In piazza Minerva, adiacente piazza Duomo, a Ortigia di Siracusa, si sta preparando la manifestazione Sicilia Scunucchiata, che si svolgerà il primo di aprile. L’iniziativa d’Arte pubblica è stata programmata a sostegno della mostra collettiva di artisti “Chiamata alle arti”, la quale sarà inaugurata il 30 marzo alla Galleria Montevergini, sempre a Ortigia. La cittadinanza è stata invitata a portare un tavolo, non solo in senso metaforico quanto piuttosto con una dose massiccia di concretezza.
Tutti gli intervenuti ne dovranno, difatti, portare uno con sé per creare una postazione innovativa di dibattito sui temi che stanno più a cuore alla collettività. L’obiettivo sarà, ed è, quello di dare un’opportunità ai cittadini siracusani, non solo al fine di esporre le problematiche inerenti la propria città, ma soprattutto per mostrare quali potrebbero essere le soluzioni; tutto ciò partendo da un concetto di “condivisione” che anche i social networks hanno contribuito a fare allignare. A moderare il dibattito è stato chiamato Salvo Grillo, coordinatore del Gar, Gruppo Azione Risveglio di Catania, il quale ha già dato vita a diverse azioni di sommovimento artistico nella città pedetnea. La rivoluzione delle arti sarà arricchita anche dalla performance del Gruppo Teatro Onda. Ancora nel pomeriggio del primo aprile, l’appuntamento è alla Galleria Civica Montevergini dove si assisterà allo spettacolo Le ciambelle di Erlend. Si tratta del concerto di Erlend Oye, musicista componente della band norvegese Kings of Convenience che, venuto a conoscenza della manifestazione, ha deciso di offrire la sua esibizione alla città di Siracusa. La Sicilia di cultura ne ha vista tanta, sebbene altrettanta parte di paesaggio, risorse, prospettive e progetti di risanamento morale le siano stati strappati, quasi scippati nell’indifferenza generale, senza replica e con molta ignavia di contorno. Vedere Palermo in questo periodo, per esempio, — l’estate quasi matura con mesi d’anticipo, le architetture arabo normanne e la spazzatura a fare da contro canto e contro olfatto —, causa un incesto tra eccesso di brutalità e bellezza. Sono entrambi prodotti dall’uomo, ma è come se fossero fratelli di madre uguale e padre migrante.

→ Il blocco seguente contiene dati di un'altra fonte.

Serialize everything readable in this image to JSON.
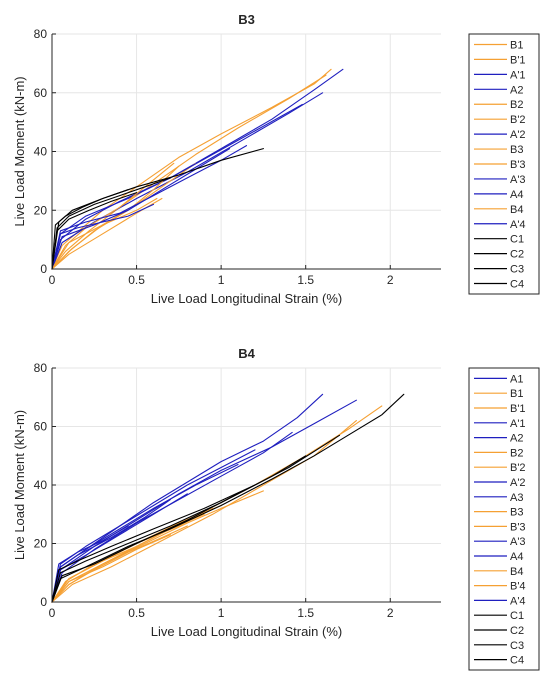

A Siracusa si stanno reclutando gli artisti, come fossero soldati di una causa etica, quindi virtuosa, tuttavia la vera domanda è: «Quale può essere, ammesso che sussista, la responsabilità dell’artista in una società in cui gli apparati relazionali e di garanzia si sono sciolti al sole?». Di iniziative volte a sensibilizzare cittadinanza e politica se ne contano a bizzeffe, almeno da cinquant’anni a questa parte. Forse il numero è minore in luoghi come quelli indicati, funestati da un individualismo amorale. Nulla da togliere alla benefica volontà di autori internazionali come Davide Bramante (nella foto la sua opera Modica), che della rivolta di primavera è stato uno degli alfieri più convinti e attivi. Gilles Deleuze, in una delle ultime interviste rilasciate, dichiarò di odiare sia gli intellettuali (come Umberto Eco) che i convegni; ma, soprattutto, che la scrittura è “pura” mentre la parola parlata è “sporca” di seduzione; cosicché il vero incontro, valido più della cultura, secondo il filosofo, è da intendersi con le cose e non con le persone: «Incontro un quadro, incontro un’aria musicale, una musica, ecco cosa sono gli incontri», diceva il pensatore alla sua intervistatrice. Così, vogliamo pensare a tutti questi artisti che si “incontrano”, non come una ridda di egotisti in ansia per l’esiguità crescente delle vetrine assegnate loro, ma al pari di un esercito della salvezza, schierato per innescare processi virtuosi e nuovi modelli di collaborazione sostenibile. Giacché nessuno di noi vorrebbe vedere che l’entusiasmo, spesse volte, si trasforma soltanto nella somma algebrica delle paure di non esserci più. Di non essere visibili e quindi di non esistere.
Conoscere gli artisti che hanno superato l’egotismo, il presenzialismo, il “mercatismo catastrofico”, questa sì che sarebbe una rivoluzione. E quando avviene lo è davvero.
Perciò è necessario frequentare gli studi degli artisti defilati, quelli che con le parole e le opere – solitarie, testarde e poco modaiole -, sembra ti aprano l’anima con il coltello. Non ci resta che sorvegliare il campo in agguato — come amava dire sempre Deleuze —, entrare e uscire dalle cose, osservarle da un angolo laterale, per essere sicuri che ne valga la pena di partecipare ancora alle rivolte e alle chiamate… Alle arti.